Die Leidensfähigkeit der Ukraine bezeichnet Heusgen als außergewöhnlich. Ein Aufgeben sei für die Bevölkerung keine Option – zu präsent seien Folter, Gewalt und Deportationen unter russischer Besatzung. „DieUkrainer wissen, was passiert, wenn sie aufgeben. Sie haben erlebt, was mit der Bevölkerung unter russischer Herrschaft geschieht mit Gewalt, Entführung von Kindern und Folter, und was denen passiert, die beispielsweise nicht den russischen Pass nehmen wollen.“ So wie er die Ukrainer kenne, würden sie trotz der Verluste nicht aufgeben, obwohl es immer härter werde.

„Was Putin von seinen eigenen Leuten womöglich nicht gesagt wird: Die Situation in Russland ist nicht so rosig, wie er das immer darstellt .Ich habe eine Statistik von einer guten Diplomatenkollegin bekommen. Die besagt, dass im letzten Monat zum ersten Mal die Anzahl der getöteten Russen größer war als die Anzahl der neu rekrutierten Russen.“ Bei der Rekrutierung gebe es große Probleme.

 

 

China als Profiteur des Krieges und strategischer Herausforderer

 

China wirke keineswegs mäßigend auf Russland ein, sondern profitiere von dessen wachsender Abhängigkeit. Russland entwickle sich zu einer „bewaffneten Tankstelle“ für Peking. Gleichzeitig nutze China die Ablenkung des Westens durch den Ukrainekrieg, um seinen Einfluss im südchinesischen Meer und gegenüber Taiwan auszubauen.

 

Einen kurzfristigen militärischen Angriff auf Taiwan hält Heusgen zwar für unwahrscheinlich, warnt aber vor Szenarien wie einer Blockade. Chinas politisches System sei zunehmend auf Xi Jinping zugeschnitten – ein Risiko, nicht nur für die Region.

 

„Frontaler Angriff auf die Vereinten Nationen“

 

Besonders besorgt zeigt sich Heusgen über die Schwächung der regelbasierten internationalen Ordnung.
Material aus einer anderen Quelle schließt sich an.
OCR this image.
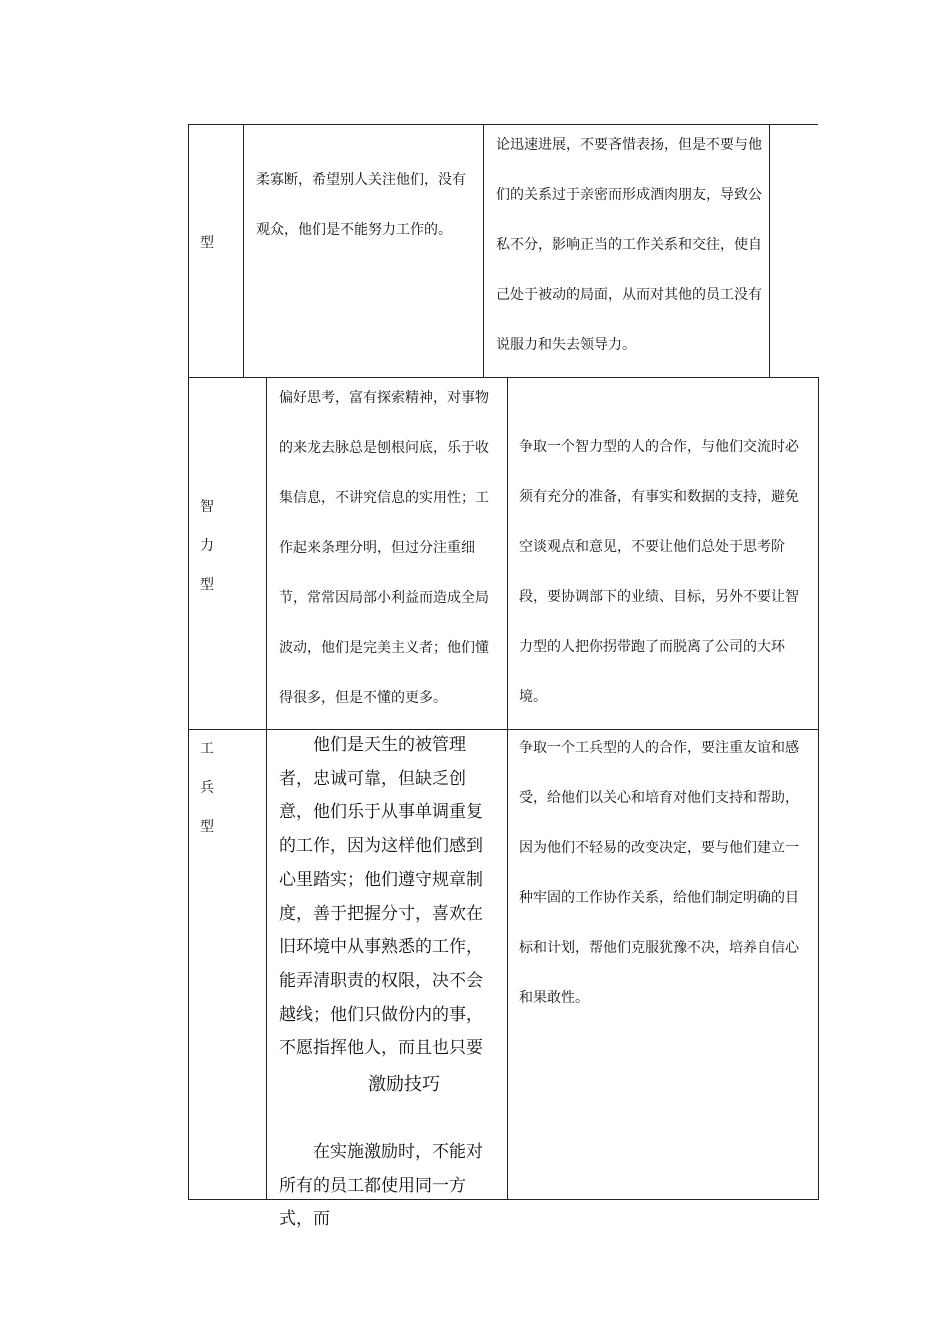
型
柔寡断，希望别人关注他们，没有观众，他们是不能努力工作的。
论迅速进展，不要吝惜表扬，但是不要与他们的关系过于亲密而形成酒肉朋友，导致公私不分，影响正当的工作关系和交往，使自己处于被动的局面，从而对其他的员工没有说服力和失去领导力。
智力型
偏好思考，富有探索精神，对事物的来龙去脉总是刨根问底，乐于收集信息，不讲究信息的实用性；工作起来条理分明，但过分注重细节，常常因局部小利益而造成全局波动，他们是完美主义者；他们懂得很多，但是不懂的更多。
争取一个智力型的人的合作，与他们交流时必须有充分的准备，有事实和数据的支持，避免空谈观点和意见，不要让他们总处于思考阶段，要协调部下的业绩、目标，另外不要让智力型的人把你拐带跑了而脱离了公司的大环境。
工兵型
他们是天生的被管理者，忠诚可靠，但缺乏创意，他们乐于从事单调重复的工作，因为这样他们感到心里踏实；他们遵守规章制度，善于把握分寸，喜欢在旧环境中从事熟悉的工作，能弄清职责的权限，决不会越线；他们只做份内的事，不愿指挥他人，而且也只要
争取一个工兵型的人的合作，要注重友谊和感受，给他们以关心和培育对他们支持和帮助，因为他们不轻易的改变决定，要与他们建立一种牢固的工作协作关系，给他们制定明确的目标和计划，帮他们克服犹豫不决，培养自信心和果敢性。
激励技巧
在实施激励时，不能对所有的员工都使用同一方式，而
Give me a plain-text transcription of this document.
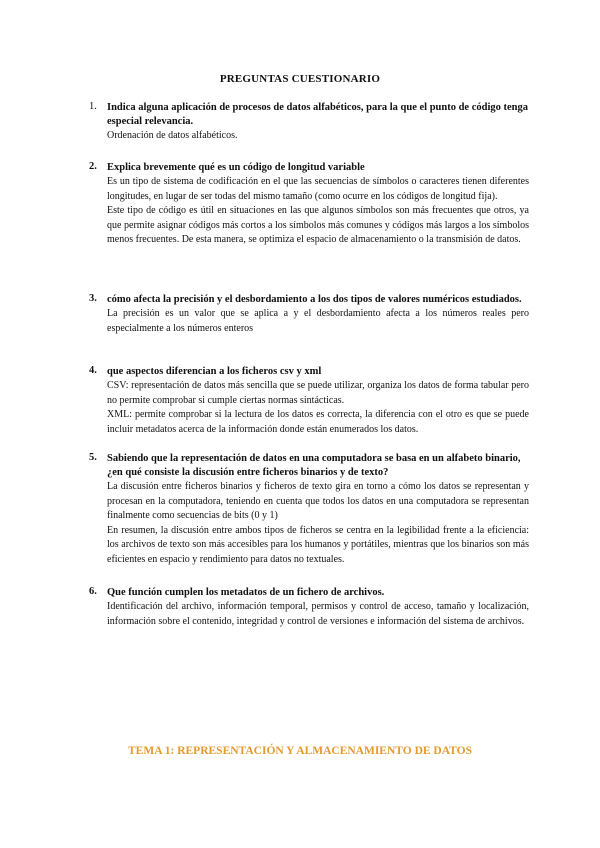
PREGUNTAS CUESTIONARIO
1. Indica alguna aplicación de procesos de datos alfabéticos, para la que el punto de código tenga especial relevancia.
Ordenación de datos alfabéticos.
2. Explica brevemente qué es un código de longitud variable
Es un tipo de sistema de codificación en el que las secuencias de símbolos o caracteres tienen diferentes longitudes, en lugar de ser todas del mismo tamaño (como ocurre en los códigos de longitud fija).
Este tipo de código es útil en situaciones en las que algunos símbolos son más frecuentes que otros, ya que permite asignar códigos más cortos a los símbolos más comunes y códigos más largos a los símbolos menos frecuentes. De esta manera, se optimiza el espacio de almacenamiento o la transmisión de datos.
3. cómo afecta la precisión y el desbordamiento a los dos tipos de valores numéricos estudiados.
La precisión es un valor que se aplica a y el desbordamiento afecta a los números reales pero especialmente a los números enteros
4. que aspectos diferencian a los ficheros csv y xml
CSV: representación de datos más sencilla que se puede utilizar, organiza los datos de forma tabular pero no permite comprobar si cumple ciertas normas sintácticas.
XML: permite comprobar si la lectura de los datos es correcta, la diferencia con el otro es que se puede incluir metadatos acerca de la información donde están enumerados los datos.
5. Sabiendo que la representación de datos en una computadora se basa en un alfabeto binario, ¿en qué consiste la discusión entre ficheros binarios y de texto?
La discusión entre ficheros binarios y ficheros de texto gira en torno a cómo los datos se representan y procesan en la computadora, teniendo en cuenta que todos los datos en una computadora se representan finalmente como secuencias de bits (0 y 1)
En resumen, la discusión entre ambos tipos de ficheros se centra en la legibilidad frente a la eficiencia: los archivos de texto son más accesibles para los humanos y portátiles, mientras que los binarios son más eficientes en espacio y rendimiento para datos no textuales.
6. Que función cumplen los metadatos de un fichero de archivos.
Identificación del archivo, información temporal, permisos y control de acceso, tamaño y localización, información sobre el contenido, integridad y control de versiones e información del sistema de archivos.
TEMA 1: REPRESENTACIÓN Y ALMACENAMIENTO DE DATOS
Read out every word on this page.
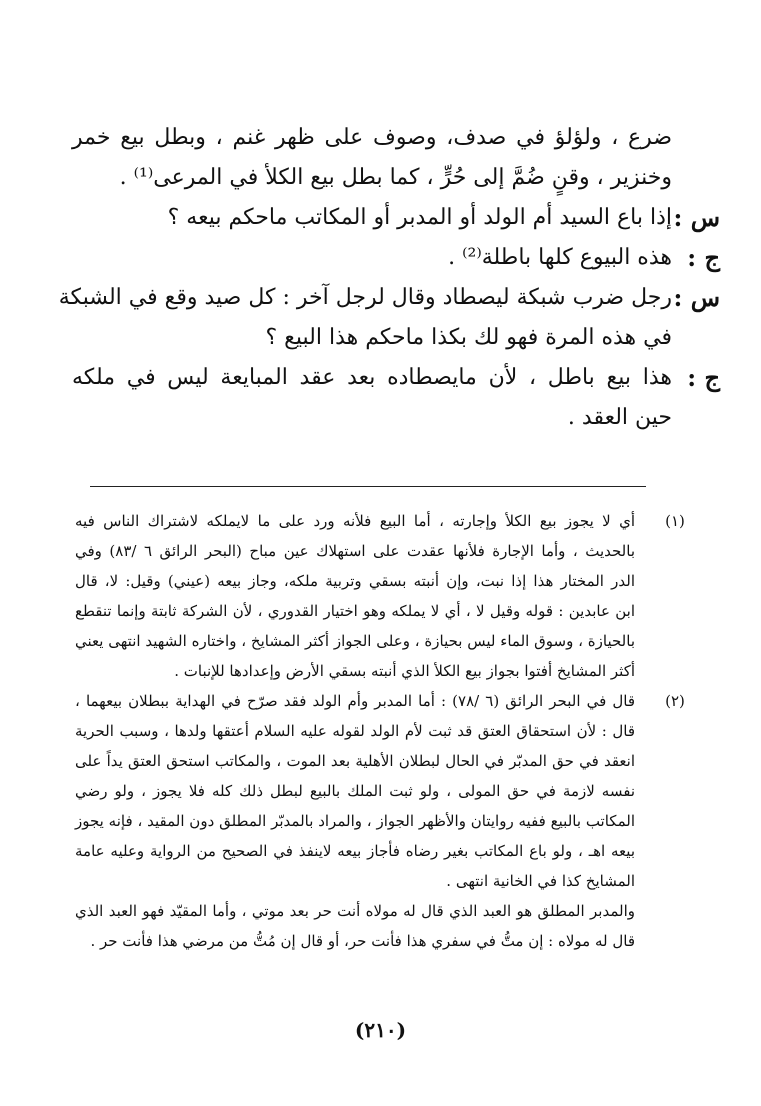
ضرع ، ولؤلؤ في صدف، وصوف على ظهر غنم ، وبطل بيع خمر
وخنزير ، وقنٍ ضُمَّ إلى حُرٍّ ، كما بطل بيع الكلأ في المرعى⁽¹⁾ .
س :
إذا باع السيد أم الولد أو المدبر أو المكاتب ماحكم بيعه ؟
ج :
هذه البيوع كلها باطلة⁽²⁾ .
س :
رجل ضرب شبكة ليصطاد وقال لرجل آخر : كل صيد وقع في الشبكة
في هذه المرة فهو لك بكذا ماحكم هذا البيع ؟
ج :
هذا بيع باطل ، لأن مايصطاده بعد عقد المبايعة ليس في ملكه
حين العقد .
(١)
أي لا يجوز بيع الكلأ وإجارته ، أما البيع فلأنه ورد على ما لايملكه لاشتراك الناس فيه
بالحديث ، وأما الإجارة فلأنها عقدت على استهلاك عين مباح (البحر الرائق ٦ /٨٣) وفي
الدر المختار هذا إذا نبت، وإن أنبته بسقي وتربية ملكه، وجاز بيعه (عيني) وقيل: لا، قال
ابن عابدين : قوله وقيل لا ، أي لا يملكه وهو اختيار القدوري ، لأن الشركة ثابتة وإنما تنقطع
بالحيازة ، وسوق الماء ليس بحيازة ، وعلى الجواز أكثر المشايخ ، واختاره الشهيد انتهى يعني
أكثر المشايخ أفتوا بجواز بيع الكلأ الذي أنبته بسقي الأرض وإعدادها للإنبات .
(٢)
قال في البحر الرائق (٦ /٧٨) : أما المدبر وأم الولد فقد صرّح في الهداية ببطلان بيعهما ،
قال : لأن استحقاق العتق قد ثبت لأم الولد لقوله عليه السلام أعتقها ولدها ، وسبب الحرية
انعقد في حق المدبّر في الحال لبطلان الأهلية بعد الموت ، والمكاتب استحق العتق يداً على
نفسه لازمة في حق المولى ، ولو ثبت الملك بالبيع لبطل ذلك كله فلا يجوز ، ولو رضي
المكاتب بالبيع ففيه روايتان والأظهر الجواز ، والمراد بالمدبّر المطلق دون المقيد ، فإنه يجوز
بيعه اهـ ، ولو باع المكاتب بغير رضاه فأجاز بيعه لاينفذ في الصحيح من الرواية وعليه عامة
المشايخ كذا في الخانية انتهى .
والمدبر المطلق هو العبد الذي قال له مولاه أنت حر بعد موتي ، وأما المقيّد فهو العبد الذي
قال له مولاه : إن متُّ في سفري هذا فأنت حر، أو قال إن مُتُّ من مرضي هذا فأنت حر .
(٢١٠)
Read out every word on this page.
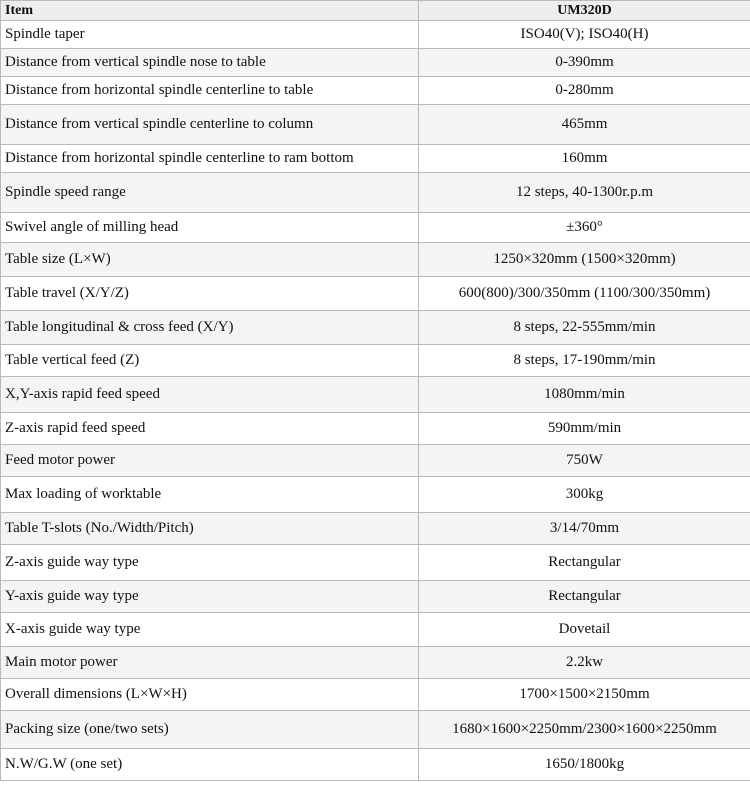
Item	UM320D
Spindle taper	ISO40(V); ISO40(H)
Distance from vertical spindle nose to table	0-390mm
Distance from horizontal spindle centerline to table	0-280mm
Distance from vertical spindle centerline to column	465mm
Distance from horizontal spindle centerline to ram bottom	160mm
Spindle speed range	12 steps, 40-1300r.p.m
Swivel angle of milling head	±360°
Table size (L×W)	1250×320mm (1500×320mm)
Table travel (X/Y/Z)	600(800)/300/350mm (1100/300/350mm)
Table longitudinal & cross feed (X/Y)	8 steps, 22-555mm/min
Table vertical feed (Z)	8 steps, 17-190mm/min
X,Y-axis rapid feed speed	1080mm/min
Z-axis rapid feed speed	590mm/min
Feed motor power	750W
Max loading of worktable	300kg
Table T-slots (No./Width/Pitch)	3/14/70mm
Z-axis guide way type	Rectangular
Y-axis guide way type	Rectangular
X-axis guide way type	Dovetail
Main motor power	2.2kw
Overall dimensions (L×W×H)	1700×1500×2150mm
Packing size (one/two sets)	1680×1600×2250mm/2300×1600×2250mm
N.W/G.W (one set)	1650/1800kg
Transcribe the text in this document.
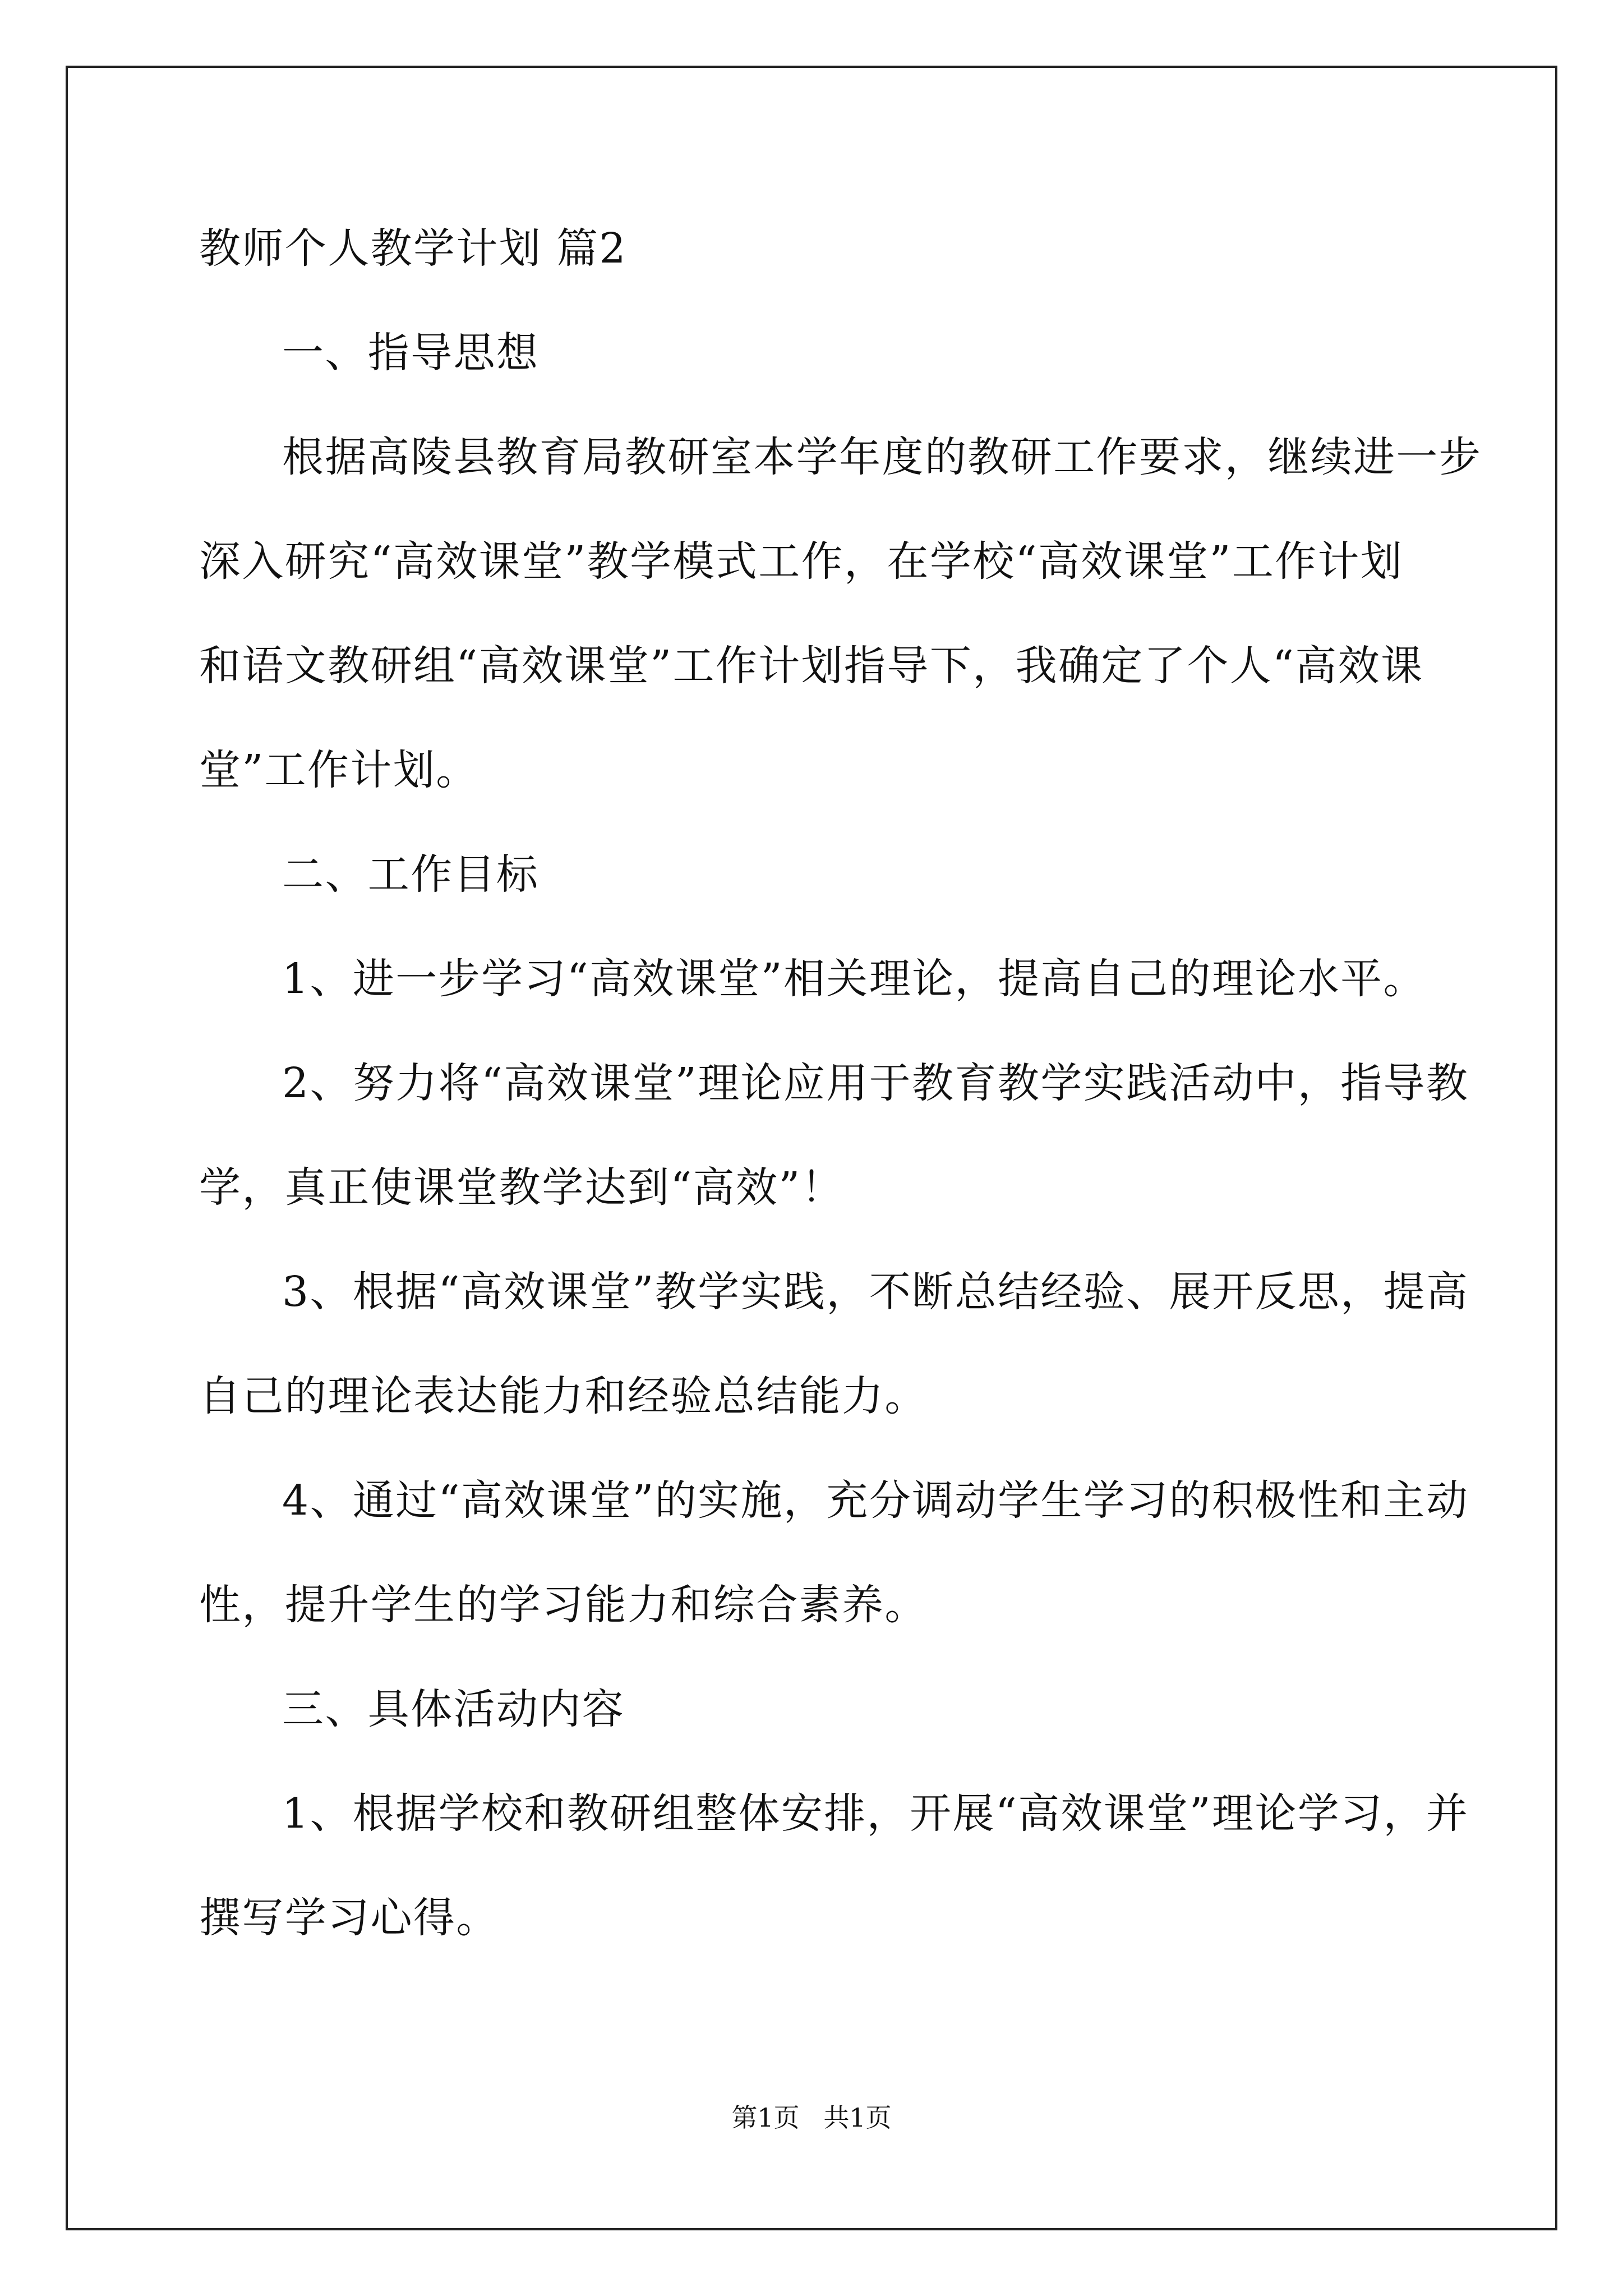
教师个人教学计划 篇2
一、指导思想
根据高陵县教育局教研室本学年度的教研工作要求，继续进一步
深入研究“高效课堂”教学模式工作，在学校“高效课堂”工作计划
和语文教研组“高效课堂”工作计划指导下，我确定了个人“高效课
堂”工作计划。
二、工作目标
1、进一步学习“高效课堂”相关理论，提高自己的理论水平。
2、努力将“高效课堂”理论应用于教育教学实践活动中，指导教
学，真正使课堂教学达到“高效”！
3、根据“高效课堂”教学实践，不断总结经验、展开反思，提高
自己的理论表达能力和经验总结能力。
4、通过“高效课堂”的实施，充分调动学生学习的积极性和主动
性，提升学生的学习能力和综合素养。
三、具体活动内容
1、根据学校和教研组整体安排，开展“高效课堂”理论学习，并
撰写学习心得。
第1页 共1页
Als ehemaliger UN-Botschafter sieht er die Vereinten Nationen von innen und außen unter massivem Druck – ausgerechnet durch die USA, die einst ihr wichtigster Architekt gewesen seien und jetzt gewaltig an den Grundlagen sägten. Neue, informelle Machtzirkel ohne demokratische Legitimation wie der „Friedensrat“ seien ein frontaler Angriff auf das Völkerrecht und die Vereinten Nationen.

 

Für Heusgen ist klar: Trotz aller Defizite gebe es keine Alternative zu den Vereinten Nationen. Der Trend von der Stärke des Rechts hin zum Recht des Stärkeren müsse aktiv bekämpft werden.

 

Keine Perspektive auf Frieden im Nahen Osten

 

Im Nahen und Mittleren Osten sieht Heusgen keinen Anlass für Optimismus. Weder im israelisch-palästinensischen Konflikt noch im Iran zeichneten sich realistische Wege zu Stabilität ab. Die Ablehnung einer Zwei-Staaten-Lösung durch die israelische Regierung, die fortschreitende Besiedlung des Westjordanlands und die Macht der Hamas machten politische Lösungen nahezu unmöglich. Auch ein Regimewechsel im Iran erscheine unrealistisch.

 

Europas Antwort: Geschlossenheit und neue Allianzen

 

Trotz aller Probleme setzt Heusgen auf Europa. Die EU habe etwa im Streit um Grönland gezeigt, dass sie als Block wirksam handeln könne. Notwendig seien künftig engere Kooperationen gleichgesinnter Demokratien – eine Neuauflage der „Allianz für den Multilateralismus“, die Staaten zusammenführt, die sich zu Menschenrechten, Rechtsstaatlichkeit und offener Marktwirtschaft bekennen. Sein Schlussappell: Europa müsse Verantwortung übernehmen, Präsenz zeigen – auch im globalen Süden – und an die eigene Stärke glauben. „Die Stunde Europas hat geschlagen“, so Heusgen.